Tales of Open Road

The Dark Night of Passage

... and I was considerably troubled for my welfare.

Tales of the Open Road, by Bill Jodrey

The night was as dark as a black cat and the wind was cold and strong. I was riding on top of a "reefer" car and with the shrieking wind and singing rails and the constant pitching of the rail car, I was considerably troubled for my welfare.

A reefer freight is designed to transport perishable fruits and berries, so the cars are constructed with four chambers, one on each corner, and when carrying perishable cargo these compartments are full of ice.

I was very close to panic when I decided to go into one of these ice chambers. Those who are familiar with claustrophobia will understand how panicked I must have been to choose that option. I eased my way to the end of the car, which in itself is a good trick on a train going down the eastern slope at seventy-five mph on a night so dark only the brave are brave, and I'm NOT brave.

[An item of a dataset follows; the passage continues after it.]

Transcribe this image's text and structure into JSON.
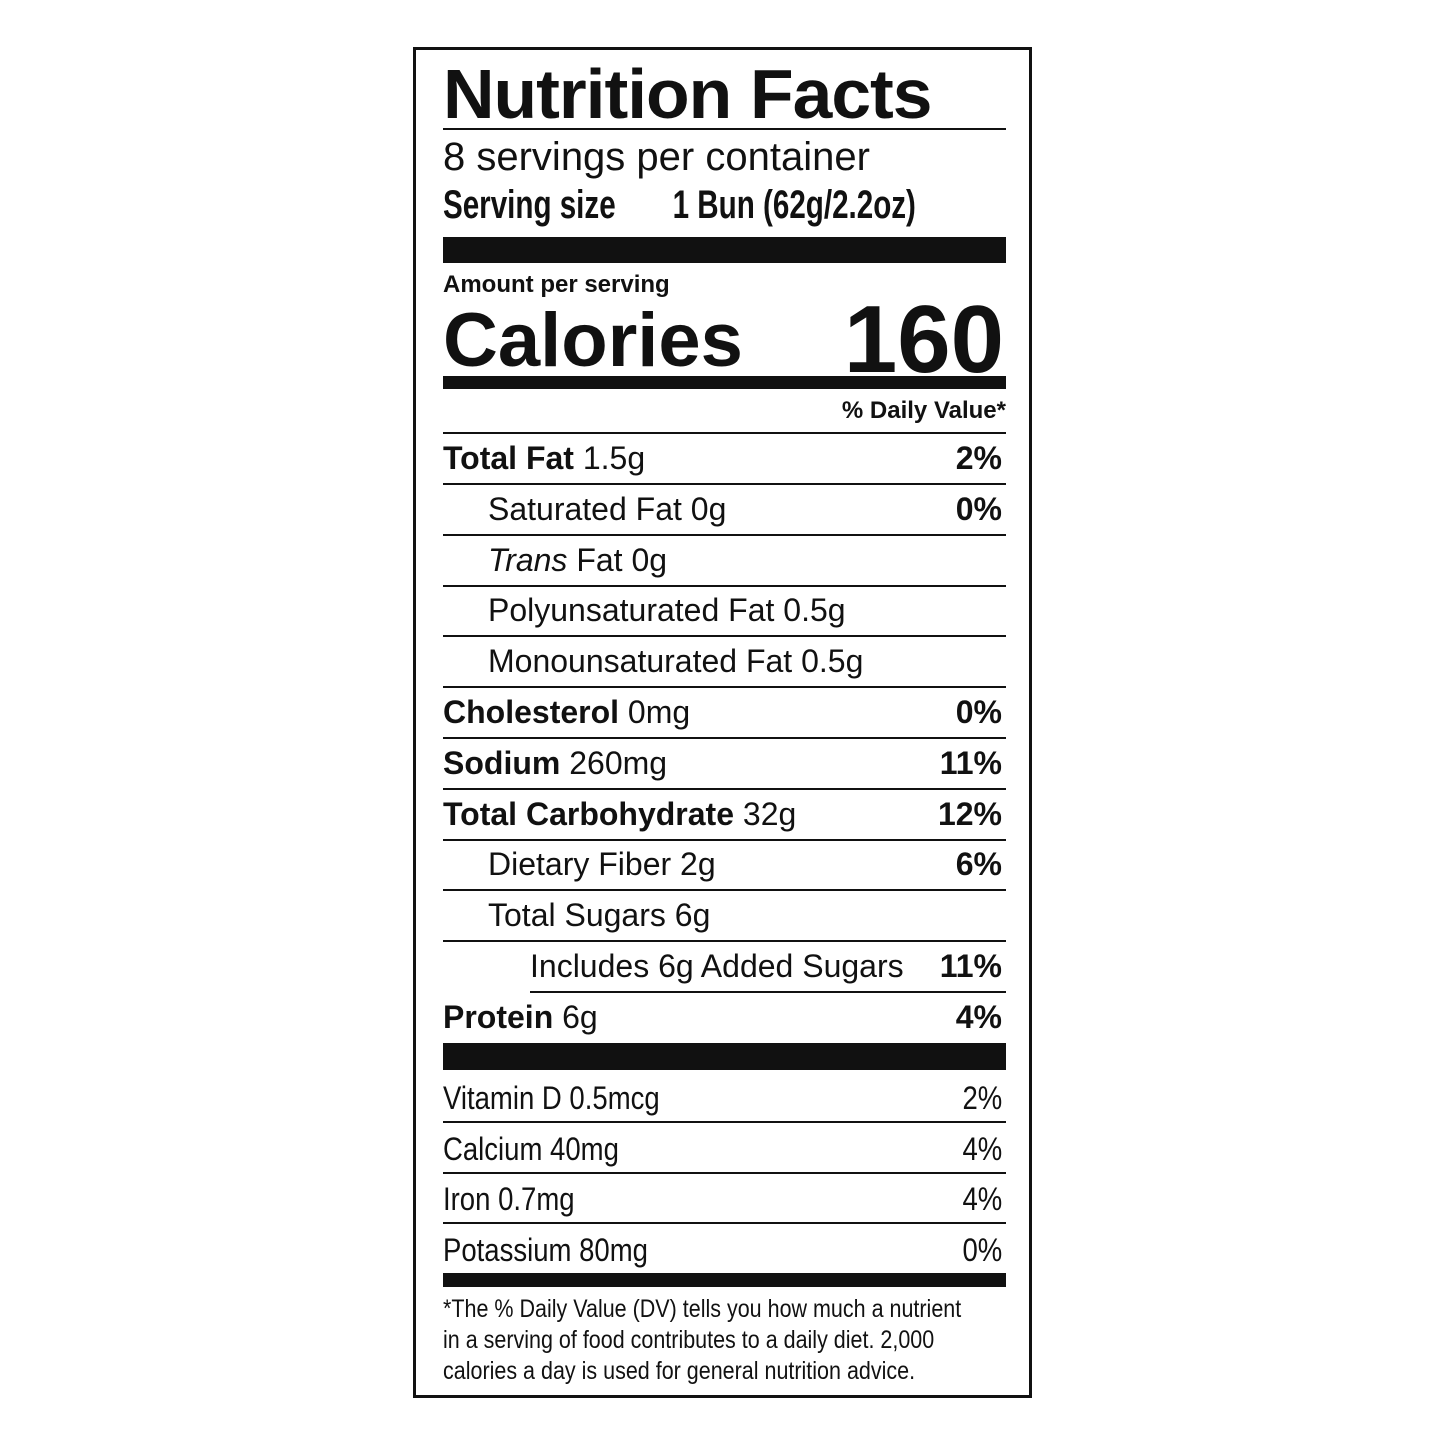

I eased myself down into the ice chamber, which had no ice but as at least out of the cold wind. These ice chambers had very little else to recommend them because one has to stand upright and can hardly bend one's knees - they are that narrow.

Not much time passed before I began to get uneasy, and as I tried to change my position with nowhere to go, my old nemesis - panic - began to rear its ugly head. Within a very few minutes, and regardless of consequences, I HAD to get out of that box.

Very carefully I opened the cover, eased myself back into that shrieking wind and freezing night. No other hobos were on this particular car though a few, maybe a dozen, were scattered along this short train of only seven cars. I was getting close to my limit of endurance and, having prayed with all the vehemence I could muster, the train gradually began to slow and the wind began to lessen and the engine stopped at a water tower.

We hobos did not get on again when the Berry Express went on its way to eastern markets. We waited by a small fire for eight hours before another freight train with empty boxes came along and we were rescued one more time.

Sometimes I relive these events and can still feel the fear and loneliness that we covered up with false bravado. We sometimes went without food for such a long time, that I still have to limit my meals to relatively small portions.  But that's the way it was...moving east.